As far as I know, Ubisoft have all rights to M&M franchise.
HOWEVER,
If somebody make remake, but to play a remake would require buying original MM6, either from Ubisoft directly, or Gog, would that make it legit?
It doesn't even have to sell.
It can be distributed freely, but with back of some Kickstarter campaign.
Long story short:
MM6, Kickstart, Free, but you can't play without original.
Thanks.
Question about copyright
Re: Question about copyright
Kickstarter would likely be the sticking point. Most companies turn a blind eye to fan remake projects of older games under the condition that no money is changing hands. Once you get Kickstarter or any other crowdfunding campaign involved, they will be legally required to act at that point in order to protect copyright and trademarks.
Re: Question about copyright
Depends on project type. Usually making engine remake or addon doesn't ring any bells, as you can see from tons of projects that do it. Once money is involved which is more than donation to keep site up, i guess there is a lot of legal issues, which probably will be way too much to deal for, for a fan project.
Re: Question about copyright
The main examples for this scheme would be KeeperFX (for Dungeon Keeper) and the many, many source ports of Doom/Doom 2 (since the engine is GPL but the assets aren't, what OP describes is exactly what Doom source ports have to do). As I said before the main problem would be the crowdfunding aspect - Ubi will be legally required to shut it down (in order to protect their ownership of the IP) if they find out money changes hands over this.
Last edited by raekuul on 26 Oct 2020, 16:16, edited 2 times in total.
Re: Question about copyright
I guess the trick would be to make it an hommage to the original rather than a remake.
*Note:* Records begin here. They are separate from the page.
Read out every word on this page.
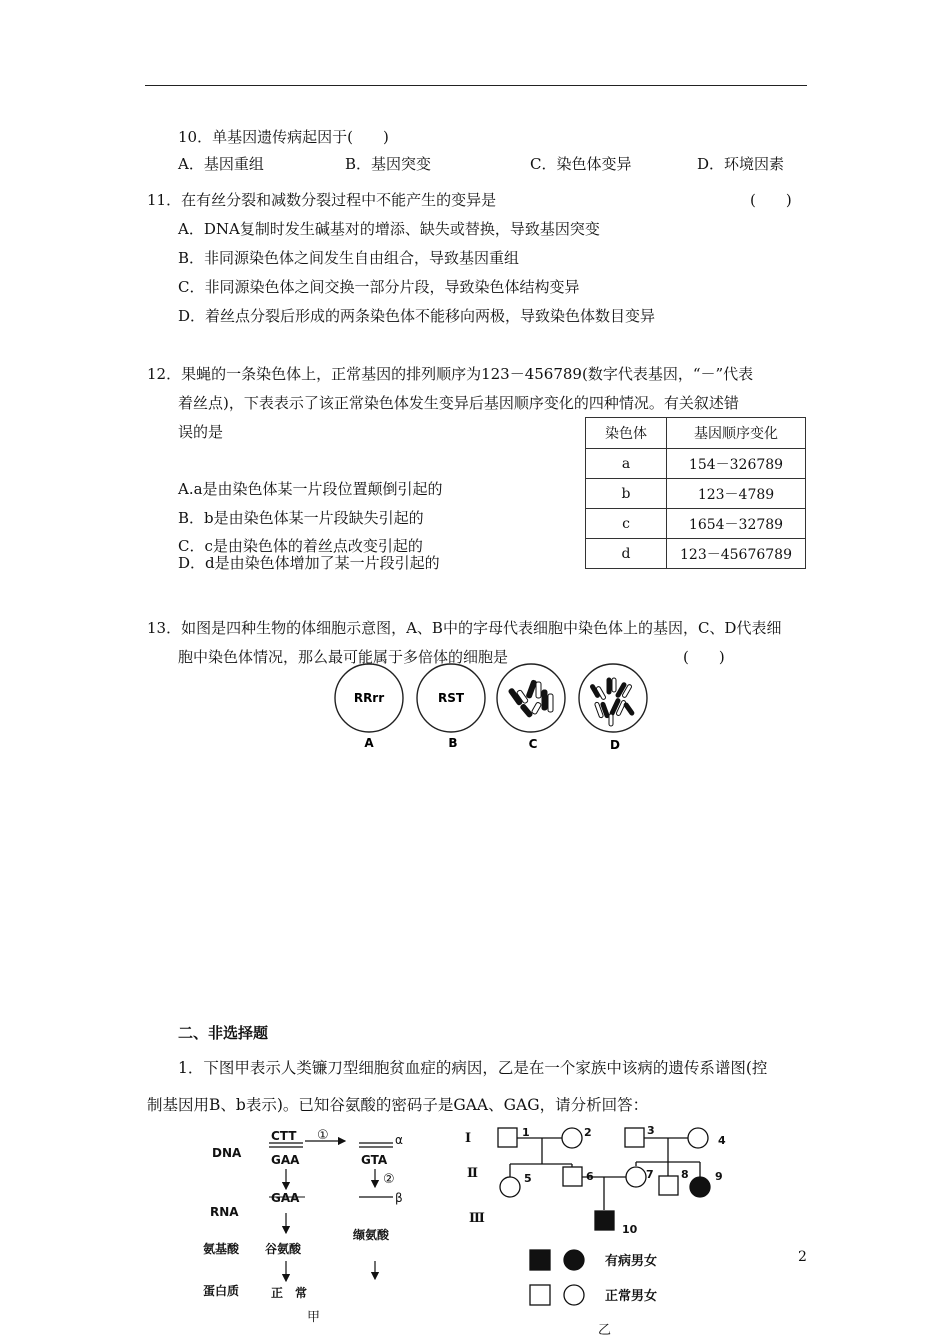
10．单基因遗传病起因于(　　)
A．基因重组	B．基因突变	C．染色体变异	D．环境因素
11．在有丝分裂和减数分裂过程中不能产生的变异是	(　　)
A．DNA复制时发生碱基对的增添、缺失或替换，导致基因突变
B．非同源染色体之间发生自由组合，导致基因重组
C．非同源染色体之间交换一部分片段，导致染色体结构变异
D．着丝点分裂后形成的两条染色体不能移向两极，导致染色体数目变异
12．果蝇的一条染色体上，正常基因的排列顺序为123－456789(数字代表基因，“－”代表
着丝点)，下表表示了该正常染色体发生变异后基因顺序变化的四种情况。有关叙述错
误的是
A.a是由染色体某一片段位置颠倒引起的
B．b是由染色体某一片段缺失引起的
C．c是由染色体的着丝点改变引起的
D．d是由染色体增加了某一片段引起的
染色体	基因顺序变化
a	154－326789
b	123－4789
c	1654－32789
d	123－45676789
13．如图是四种生物的体细胞示意图，A、B中的字母代表细胞中染色体上的基因，C、D代表细
胞中染色体情况，那么最可能属于多倍体的细胞是	(　　)
RRrr
A
RST
B	C	D
二、非选择题
1．下图甲表示人类镰刀型细胞贫血症的病因，乙是在一个家族中该病的遗传系谱图(控
制基因用B、b表示)。已知谷氨酸的密码子是GAA、GAG，请分析回答：
DNA
RNA
氨基酸
蛋白质
CTT
GAA
①	α
GTA
②
GAA	β
谷氨酸
缬氨酸
正　常
甲
Ⅰ
Ⅱ
Ⅲ
1	2	3
4
5	6	7 8 9
10
有病男女
正常男女
乙
2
Use a new name, and avoid using any copyrighted assets.
Re: Question about copyright
That's kind of the opposite of what the OP is talking about - they're saying "an engine remake, but the player has to provide the copyrighted assets themselves" rather than "an all new game in the vein of the games"
Last edited by raekuul on 26 Oct 2020, 18:34, edited 1 time in total.
- tomchen1989
- Pixie
- Posts: 140
- Joined: 21 Jun 2008
- Location: Europe / China
Re: Question about copyright
First, you'll make your game strictly non commercial: you do not ever make money from it
Then you can choose one of the following paths:
1. you use MM's engine and/or assets of the original MM games
2. you don't use MM's engine, or any assets of the original MM games (however if you choose this path, then the requirement of the original MM6 would be bizarre, but still feasible anyway)
But inevitably, regardless which of the above paths you choose, as a remake, I guess you'll have to use MM's storyline, and Enroth's map (the places' location and names)
As long as you use MM's storyline and maps, It can't be 100% legit.
But yes, lawsuit against a strictly non commercial remake or other fan project that requires the original game is extremely rare, or virtually unheard of. Such fan projects may fall within scope of the "fair use" doctrine. Also, action against such fan projects would be ugly and could hurt fan community and backfire somehow.
But, the crowdfunding, kickstarter part could make your game look not that non commercial. While crowdfunding+nonprofit combination is possible, you can imagine how complicated it would be to make your crowdfunded project strictly non commercial.
Then you can choose one of the following paths:
1. you use MM's engine and/or assets of the original MM games
2. you don't use MM's engine, or any assets of the original MM games (however if you choose this path, then the requirement of the original MM6 would be bizarre, but still feasible anyway)
But inevitably, regardless which of the above paths you choose, as a remake, I guess you'll have to use MM's storyline, and Enroth's map (the places' location and names)
As long as you use MM's storyline and maps, It can't be 100% legit.
But yes, lawsuit against a strictly non commercial remake or other fan project that requires the original game is extremely rare, or virtually unheard of. Such fan projects may fall within scope of the "fair use" doctrine. Also, action against such fan projects would be ugly and could hurt fan community and backfire somehow.
But, the crowdfunding, kickstarter part could make your game look not that non commercial. While crowdfunding+nonprofit combination is possible, you can imagine how complicated it would be to make your crowdfunded project strictly non commercial.
Last edited by tomchen1989 on 27 Oct 2020, 11:50, edited 1 time in total.